Implementation of database relation join operators - Hash Join and Sort Merge Join
Given M memory blocks and two large relations R(X,Y)and S(Y,Z). There are iterators for the following operations.
- SortMerge Join
- open()- Create sorted sublists for R and S, each of size M blocks.
- getnext()- Use 1 block for each sublist and get minimum of R & S. Joins this minimum Y value with the other table and return. Checks for B(R)+B(S)<M^2
- close()- close all files
- Hash Join
- open()- Create M1 hashed sublists for R and S
- getnext()- For each Ri and Si thus created, loads the smaller of the two in the main memory and creates a search structure over it. Then recursively loads the other file in the remaining blocks and for each record of this file, search corresponding records (with same join attribute value) from the other file. Checks for min(B(R),B(S))<M^2
- close()- close all files
Join condition is (R.Y==S.Y). One block is used for output which is filled by row returned by getnext() and when it gets full, appends it to the output file and continues.

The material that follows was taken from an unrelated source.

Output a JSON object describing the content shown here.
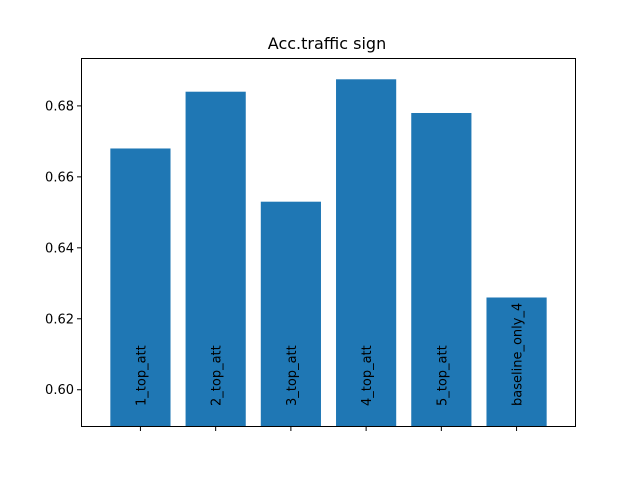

- Path to file containing relation R
- Path to file containing relation S
- Type of join sort/hash
- Number of blocks
Note that all attributes, X, Y and Z must be strings and Y may be a non-key attribute.
Assumed that each block can store 100 tuples for both relations, R and S.
The bash script named run.sh
is used to compile and run your code. The command for execution would be of the form:
run.sh <path of R file> <path of S file><sort/hash> <M>
<R filename>_<S filename>_join.txt
(Kindly note it contains only R & S base filename and not their path).
Use the generator folder to generate sample inputs.